Череп вместо лица стоял против него. Темные ямы глазниц, на дне коих угадывался живой блеск, — парализовали. Тайна веков таилась в сих немигающих провалах, что двумя колодцами времени взирали сквозь испанца.

—  Отпусти ее, — едва справляясь с окостеневшим языком, выдавил де Уэльва.

—  Прах к праху, пыль к пыли, — ответил ОН. — Ты умрешь, андалузец… и она тоже.


Глава 11

Дон Луис де Аргуэлло поднял руку: эскадрон, натягивая поводья, придержал лошадей. Над альмендой нависало звездное брюхо неба. На востоке по-волчьи скалились горы, переходящие к подножию в разломы угрюмых каньонов. Близился рассвет…

—  Ротмистр, — не поворачивая головы, окликнул капитан. — Пять минут, чтоб вытряхнуть из себя дерьмо, размять ноги и выкурить трубку.

—  Слушаюсь, команданте!

Симон Бернардино развернул пританцовывающую кобылу и пришпорил ее вдоль растянувшихся двойками драгун.
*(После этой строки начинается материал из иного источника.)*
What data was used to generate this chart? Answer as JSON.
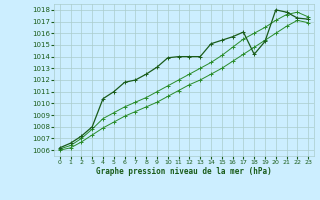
{
  "background_color": "#cceeff",
  "grid_color": "#aacccc",
  "line_color_dark": "#1a5c1a",
  "line_color_mid": "#2a8c2a",
  "xlabel": "Graphe pression niveau de la mer (hPa)",
  "xlim": [
    -0.5,
    23.5
  ],
  "ylim": [
    1005.5,
    1018.5
  ],
  "yticks": [
    1006,
    1007,
    1008,
    1009,
    1010,
    1011,
    1012,
    1013,
    1014,
    1015,
    1016,
    1017,
    1018
  ],
  "xticks": [
    0,
    1,
    2,
    3,
    4,
    5,
    6,
    7,
    8,
    9,
    10,
    11,
    12,
    13,
    14,
    15,
    16,
    17,
    18,
    19,
    20,
    21,
    22,
    23
  ],
  "series1": [
    1006.2,
    1006.6,
    1007.2,
    1008.0,
    1010.4,
    1011.0,
    1011.8,
    1012.0,
    1012.5,
    1013.1,
    1013.9,
    1014.0,
    1014.0,
    1014.0,
    1015.1,
    1015.4,
    1015.7,
    1016.1,
    1014.2,
    1015.3,
    1018.0,
    1017.8,
    1017.3,
    1017.2
  ],
  "series2": [
    1006.1,
    1006.4,
    1007.0,
    1007.8,
    1008.7,
    1009.2,
    1009.7,
    1010.1,
    1010.5,
    1011.0,
    1011.5,
    1012.0,
    1012.5,
    1013.0,
    1013.5,
    1014.1,
    1014.8,
    1015.5,
    1016.0,
    1016.5,
    1017.1,
    1017.6,
    1017.8,
    1017.4
  ],
  "series3": [
    1006.0,
    1006.2,
    1006.7,
    1007.3,
    1007.9,
    1008.4,
    1008.9,
    1009.3,
    1009.7,
    1010.1,
    1010.6,
    1011.1,
    1011.6,
    1012.0,
    1012.5,
    1013.0,
    1013.6,
    1014.2,
    1014.8,
    1015.4,
    1016.0,
    1016.6,
    1017.1,
    1016.9
  ]
}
Капитан откусил и выплюнул кончик сигары. Спрыгнул с коня и, завернувшись в плащ, присел на камень. Вокруг звякали стремена и шпоры, хрустели травой кони, мелькали в лунном свете лоснящиеся от пота усталые лица, ядрено пахнул табак.

Он хмуро курил, смотрел под ноги на еще не испарившийся, в мелких пузырьках плевок и спорил с собой, вспоминая слова старика-отца: «Закон, живущий в нас, сын, прозван совестью. Совесть есть собственно применение наших дерзновений к сему закону».